I always wanted a tattoo, especially one that could represent “letting go” and accepting reality as it is. I wanted it so I could have the reminder on my skin every single day.
Through time, the “inspo” for that tattoo kept changing. In my teens, it was the image of the little girl with the red balloon. In my early twenties it was simply the phrase itself. But I’m turning 30 this year, uninked and still not mastering the art of letting go.
I often wonder why and how, it’s so easy for others to move on - or so it seems- and don’t get me wrong, I don’t let sad flashbacks and thoughts, prevent me from having fun. I live my life to the “fullest” — I quote fullest because I believe I can live better than this — But deep down there’s always some nostalgic memory that accompanies me wherever I go.

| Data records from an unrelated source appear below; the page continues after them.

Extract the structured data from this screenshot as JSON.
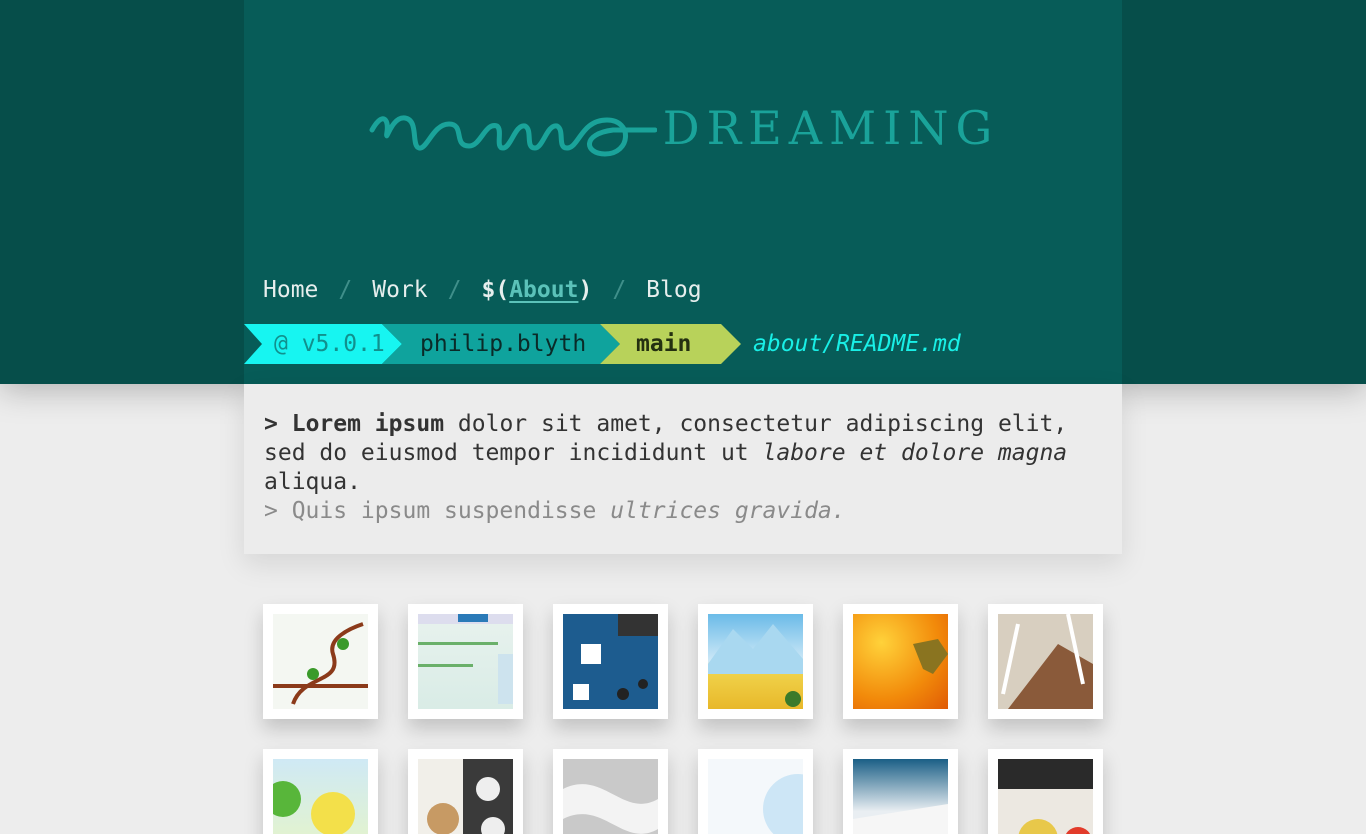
{
  "logo": {
    "script_text": "nemo",
    "word_text": "DREAMING"
  },
  "nav": {
    "items": [
      {
        "label": "Home"
      },
      {
        "label": "Work"
      },
      {
        "prefix": "$(",
        "label": "About",
        "suffix": ")"
      },
      {
        "label": "Blog"
      }
    ],
    "separator": "/"
  },
  "prompt": {
    "version": "@ v5.0.1",
    "user": "philip.blyth",
    "branch": "main",
    "path": "about/README.md"
  },
  "content": {
    "line1_marker": ">",
    "line1_bold": "Lorem ipsum",
    "line1_text": "dolor sit amet, consectetur adipiscing elit, sed do eiusmod tempor incididunt ut",
    "line1_italic": "labore et dolore magna",
    "line1_end": "aliqua.",
    "line2_text": "> Quis ipsum suspendisse",
    "line2_italic": "ultrices gravida."
  },
  "colors": {
    "band": "#064e4a",
    "panel": "#075c58",
    "prompt_version": "#17f5f1",
    "prompt_user": "#0fa39d",
    "prompt_branch": "#b8d25a",
    "path": "#19efe6"
  },
  "gallery": {
    "thumbnails": [
      {
        "icon": "vine-illustration"
      },
      {
        "icon": "website-screenshot"
      },
      {
        "icon": "blue-diagram"
      },
      {
        "icon": "mountain-landscape"
      },
      {
        "icon": "orange-abstract"
      },
      {
        "icon": "building-photo"
      },
      {
        "icon": "yellow-bird"
      },
      {
        "icon": "teddy-bear-pattern"
      },
      {
        "icon": "grey-ribbon"
      },
      {
        "icon": "blue-white-shape"
      },
      {
        "icon": "business-cards"
      },
      {
        "icon": "typography-plate"
      }
    ]
  }
}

I learned recently that feeling nostalgic is a sign of having been happy. I believe that. But that doesn’t always necessarily means good news. Sometimes, we are nostalgic for moments we didn’t appreciate enough, happiness that we didn’t recognize we were feeling, people that we took for granted. And so, feeling nostalgic seems cruel, like a reminder of times when we were too naïve (the bad kind of naïve) and it leaves a taste of “loser” in our souls.

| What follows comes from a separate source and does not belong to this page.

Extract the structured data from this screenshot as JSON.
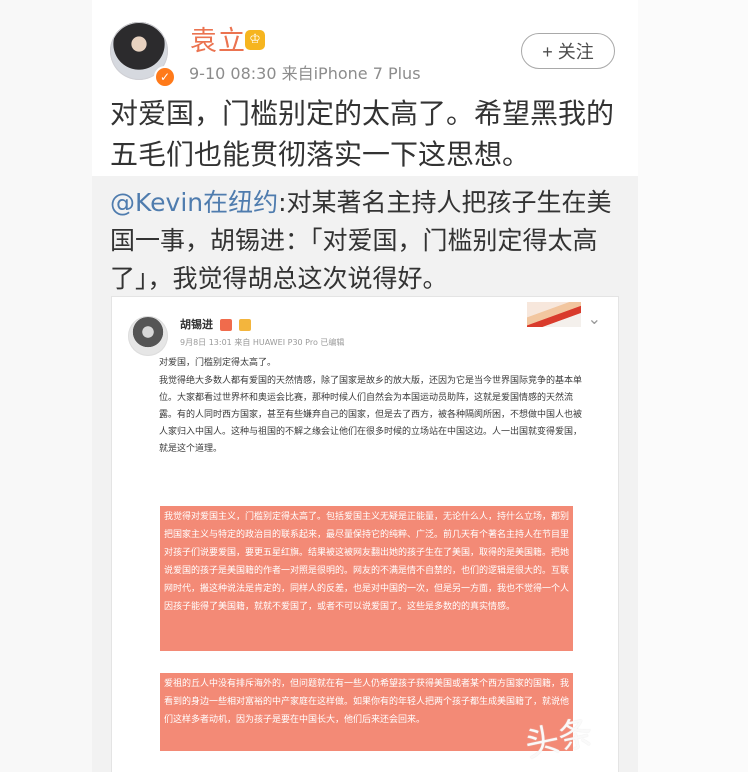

I accepted a while ago, that I take longer than others, to forget, to replace, to be “done” with what it’s done, so I needed to learn skills to survive the “lows”, because I was too afraid of missing what I didn’t know I had. That fear made me become someone that recognizes happiness when it’s happening within me, success when I get it, love when it enters my life. The habit of doing my best, to be my best version when I interact with my surroundings, grew in me.

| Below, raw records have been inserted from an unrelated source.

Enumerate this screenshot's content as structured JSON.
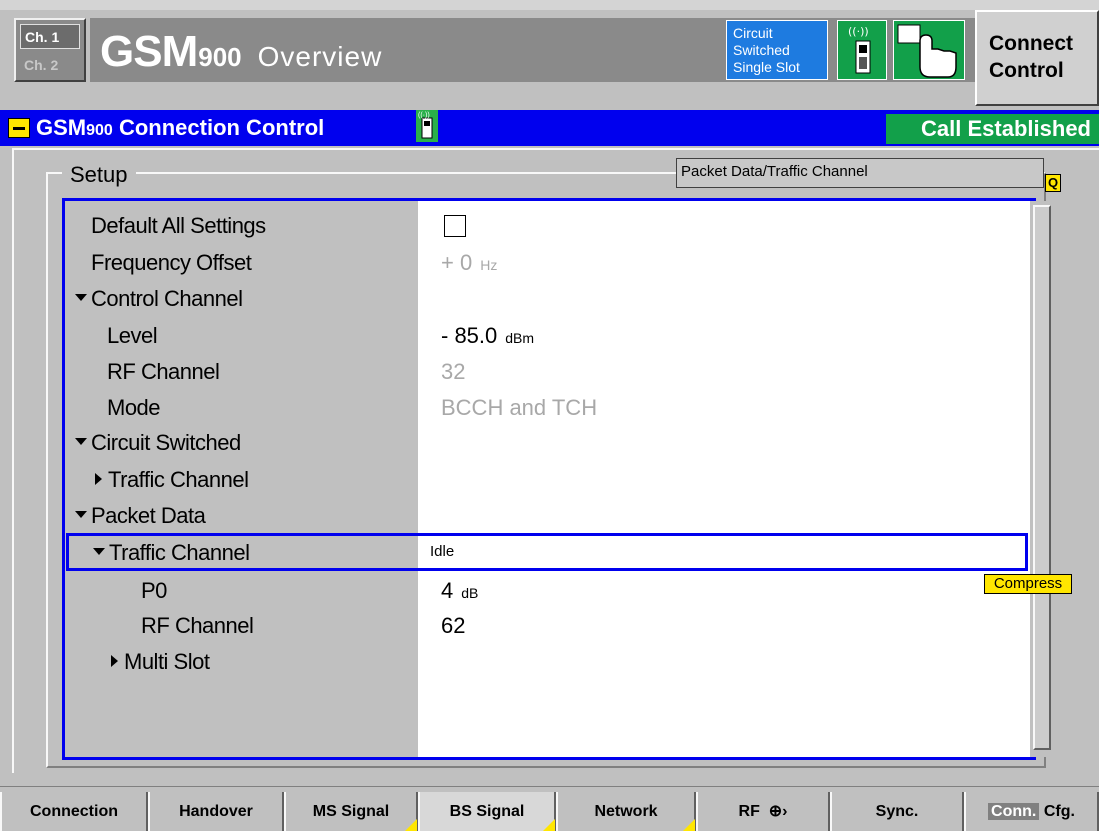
{
  "header": {
    "ch1": "Ch. 1",
    "ch2": "Ch. 2",
    "title_main": "GSM",
    "title_band": "900",
    "title_view": "Overview",
    "mode_line1": "Circuit",
    "mode_line2": "Switched",
    "mode_line3": "Single Slot",
    "connect_line1": "Connect",
    "connect_line2": "Control"
  },
  "titlebar": {
    "title_main": "GSM",
    "title_band": "900",
    "title_rest": "Connection Control",
    "call_status": "Call Established"
  },
  "panel": {
    "legend": "Setup",
    "context_box": "Packet Data/Traffic Channel",
    "q_badge": "Q",
    "compress": "Compress"
  },
  "rows": [
    {
      "label": "Default All Settings"
    },
    {
      "label": "Frequency Offset",
      "value": "+ 0",
      "unit": "Hz"
    },
    {
      "label": "Control Channel"
    },
    {
      "label": "Level",
      "value": "- 85.0",
      "unit": "dBm"
    },
    {
      "label": "RF Channel",
      "value": "32"
    },
    {
      "label": "Mode",
      "value": "BCCH and TCH"
    },
    {
      "label": "Circuit Switched"
    },
    {
      "label": "Traffic Channel"
    },
    {
      "label": "Packet Data"
    },
    {
      "label": "Traffic Channel",
      "value": "Idle"
    },
    {
      "label": "P0",
      "value": "4",
      "unit": "dB"
    },
    {
      "label": "RF Channel",
      "value": "62"
    },
    {
      "label": "Multi Slot"
    }
  ],
  "softkeys": {
    "connection": "Connection",
    "handover": "Handover",
    "ms_signal": "MS Signal",
    "bs_signal": "BS Signal",
    "network": "Network",
    "rf": "RF",
    "sync": "Sync.",
    "conn_tag": "Conn.",
    "cfg": "Cfg."
  },
  "colors": {
    "accent_blue": "#0000ee",
    "status_green": "#12a04a",
    "mode_blue": "#1e7be0",
    "highlight_yellow": "#ffe600"
  },
  "icons": [
    "minimize-icon",
    "phone-signal-icon",
    "hand-pointer-icon",
    "rf-connector-icon",
    "expand-triangle-icon",
    "collapse-triangle-icon"
  ]
}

“No more regrets in the future” I thought for so short.
Nostalgia came anyways. When things and people were gone, it struck me again and again, but it seemed to have evolved with me.
Now when the blues seasons hit me like a bucket of cold water, I still could find beauty in it. I began to remember the good side of details from the same memories that once made me feel so wrong. My perspective had changed — My mind could focus more on how much I have truly loved. How much I have given. —
It made me feel beautiful, like I have a beautiful soul — and it isn’t always easy to see the good in ourselves and own it. But it’s something I’m allowing myself to do more often now — overall, feeling nostalgic just sucked a little less, because even though I still miss hard, I do so, knowing I was fully there when I had the chance. Now I use these melancholic moments, as a window to a marvelous past time. A new type of reminder, of my human condition and power.
I will probably get a tattoo one day, one that embodies my way of accepting what it is… my motto in life:
Be present in everything you do, so when it’s time to miss, you miss with a heart full of love.